In response, Minister Tudge doxxes Rhys to other journalists in a lowlife attempt to discredit the story, calling it "correcting misinformation". The cold, condescending letter his office sent Rhys's mum after his death has to be seen to be believed.

By January 2019, more than 400,000 debt notices had been issued and complaints soared. Morrison's ministers doubled down as Legal Aid was inundated and started scoping a Federal Court challenge to the scheme.

Episode 3 (58m final) is almost a courtroom drama and covers the struggle for accountability and justice led by ordinary Australians, highlighting the irreversible damage the scheme did to people's lives.

"We weren't trained to deal with (that) level of trauma" says Blake, herself later diagnosed with Complex Post Traumatic Stress Disorder.

After 32 years of public service, fellow whistleblower Taylor retired early in disgust, receiving a warning letter to keep quiet or risk "two years imprisonment and loss of pension".

After a Federal Court challenge mounted by Victorian Legal Aid, and thanks to the bravery of test case victim Deanna Amato, the government was finally forced to grudgingly concede the illegality of income averaging. But it still denied doing harm.

We see the class action and the Robodebt Senate Committee, during which Campbell crystallises the utter contempt she and the entire Morrison government had for innocent victims.

It outlines how after seven and a half years and a change of government the Robodebt Royal Commission finally allowed victims and whistleblowers to be heard.

While victims testify with tremendous courage, we see Tudge refuse to take responsibility. The scheme's architect and former PM Morrison smirks his way through his "I don't recall" testimony and former Minister for Government Services Stuart Robert claims he "had no choice".

The Royal Commission's Final Report was scathing, calling Robodebt "An extraordinary saga of venality, incompetence and cowardice".

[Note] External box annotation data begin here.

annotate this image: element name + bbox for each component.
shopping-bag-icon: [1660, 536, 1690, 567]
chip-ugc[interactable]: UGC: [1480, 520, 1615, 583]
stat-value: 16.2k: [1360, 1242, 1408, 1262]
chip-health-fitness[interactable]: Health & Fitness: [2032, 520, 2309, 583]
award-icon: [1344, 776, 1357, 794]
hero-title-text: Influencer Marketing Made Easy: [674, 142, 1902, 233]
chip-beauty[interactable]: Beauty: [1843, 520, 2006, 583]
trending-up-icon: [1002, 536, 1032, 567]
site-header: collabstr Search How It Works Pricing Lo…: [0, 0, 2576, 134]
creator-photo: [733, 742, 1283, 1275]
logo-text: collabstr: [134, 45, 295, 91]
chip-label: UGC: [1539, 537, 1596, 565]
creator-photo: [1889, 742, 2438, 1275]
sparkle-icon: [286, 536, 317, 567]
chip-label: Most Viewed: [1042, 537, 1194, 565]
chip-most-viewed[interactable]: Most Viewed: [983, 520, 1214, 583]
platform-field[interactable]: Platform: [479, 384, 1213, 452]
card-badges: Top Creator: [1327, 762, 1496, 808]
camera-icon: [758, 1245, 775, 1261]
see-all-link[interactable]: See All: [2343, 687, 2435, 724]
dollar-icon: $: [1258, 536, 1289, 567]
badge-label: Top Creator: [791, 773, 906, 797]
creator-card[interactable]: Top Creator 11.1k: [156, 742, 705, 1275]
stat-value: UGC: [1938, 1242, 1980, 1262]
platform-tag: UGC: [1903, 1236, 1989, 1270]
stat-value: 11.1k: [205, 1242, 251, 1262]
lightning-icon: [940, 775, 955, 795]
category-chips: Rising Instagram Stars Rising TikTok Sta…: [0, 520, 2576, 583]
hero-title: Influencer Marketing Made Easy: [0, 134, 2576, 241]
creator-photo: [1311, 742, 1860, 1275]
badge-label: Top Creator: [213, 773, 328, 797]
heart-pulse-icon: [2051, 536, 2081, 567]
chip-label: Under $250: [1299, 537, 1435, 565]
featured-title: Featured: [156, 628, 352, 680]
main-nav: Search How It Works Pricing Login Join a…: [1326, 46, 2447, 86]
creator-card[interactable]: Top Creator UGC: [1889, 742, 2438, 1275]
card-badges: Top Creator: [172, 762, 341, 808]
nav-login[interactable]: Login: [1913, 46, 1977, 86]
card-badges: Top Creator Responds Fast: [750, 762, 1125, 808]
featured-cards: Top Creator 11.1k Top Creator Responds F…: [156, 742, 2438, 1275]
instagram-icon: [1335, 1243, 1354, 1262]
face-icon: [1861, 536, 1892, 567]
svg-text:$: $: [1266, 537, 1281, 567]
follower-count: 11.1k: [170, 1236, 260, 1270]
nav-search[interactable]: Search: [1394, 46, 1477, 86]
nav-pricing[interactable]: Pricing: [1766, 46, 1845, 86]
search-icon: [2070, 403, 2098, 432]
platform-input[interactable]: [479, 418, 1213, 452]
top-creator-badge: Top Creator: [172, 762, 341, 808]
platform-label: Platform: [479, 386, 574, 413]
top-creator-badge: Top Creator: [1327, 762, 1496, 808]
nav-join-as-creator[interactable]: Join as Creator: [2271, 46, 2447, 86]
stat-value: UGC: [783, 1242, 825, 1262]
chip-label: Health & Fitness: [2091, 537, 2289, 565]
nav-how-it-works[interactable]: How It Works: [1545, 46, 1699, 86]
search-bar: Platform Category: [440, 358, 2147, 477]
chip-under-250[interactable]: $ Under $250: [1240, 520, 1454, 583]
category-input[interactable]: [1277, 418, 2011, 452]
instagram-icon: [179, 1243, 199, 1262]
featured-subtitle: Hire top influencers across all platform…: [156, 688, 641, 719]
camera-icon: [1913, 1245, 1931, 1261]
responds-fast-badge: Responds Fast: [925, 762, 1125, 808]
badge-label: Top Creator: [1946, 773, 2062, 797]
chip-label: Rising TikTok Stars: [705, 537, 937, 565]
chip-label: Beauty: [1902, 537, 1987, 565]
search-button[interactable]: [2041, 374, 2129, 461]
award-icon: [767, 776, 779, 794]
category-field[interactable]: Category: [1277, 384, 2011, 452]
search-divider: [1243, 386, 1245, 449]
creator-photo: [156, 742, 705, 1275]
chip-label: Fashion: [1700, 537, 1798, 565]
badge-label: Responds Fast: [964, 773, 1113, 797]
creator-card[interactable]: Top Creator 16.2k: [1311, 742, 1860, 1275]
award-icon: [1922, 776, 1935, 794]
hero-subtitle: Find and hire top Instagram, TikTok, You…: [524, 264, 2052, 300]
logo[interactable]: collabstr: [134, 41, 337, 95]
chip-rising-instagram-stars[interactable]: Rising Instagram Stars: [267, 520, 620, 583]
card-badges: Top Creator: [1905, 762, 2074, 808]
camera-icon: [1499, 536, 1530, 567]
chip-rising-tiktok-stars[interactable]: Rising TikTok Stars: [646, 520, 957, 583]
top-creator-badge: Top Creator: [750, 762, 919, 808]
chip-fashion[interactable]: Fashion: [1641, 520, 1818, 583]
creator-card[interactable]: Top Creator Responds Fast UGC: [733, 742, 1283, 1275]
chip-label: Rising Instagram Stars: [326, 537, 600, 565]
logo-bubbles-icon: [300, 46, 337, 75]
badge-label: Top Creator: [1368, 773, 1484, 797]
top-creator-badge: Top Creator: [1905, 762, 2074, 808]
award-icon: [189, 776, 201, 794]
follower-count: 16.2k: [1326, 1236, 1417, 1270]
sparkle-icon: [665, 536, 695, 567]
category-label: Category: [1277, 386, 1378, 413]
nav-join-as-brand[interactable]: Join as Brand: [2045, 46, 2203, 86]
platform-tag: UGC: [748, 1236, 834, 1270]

It recommended six "unnamed individuals" be referred for potential civil and criminal prosecutions — which have yet to happen.

Jenny Miller expresses her overwhelming relief at Rhys's eventual public vindication, but fury at the ultimate lack of justice, noting that without those six prosecutions "there is nothing to stop it from happening again".

The People vs Robodebt is a must-watch, clear, investigative review of the scandal and the terrible toll it took on ordinarily people. It showcases the bravery of victims, journalists, whistleblowers and lawyers as they fight for the truth at great personal cost.

It is a damning indictment of a government full of lawmakers prepared to inhumanely disregard the law for political gain, and a terrifying expose of how easily purpose-built "dole bludger" hate speech fed to a receptive electorate could let them get away with it.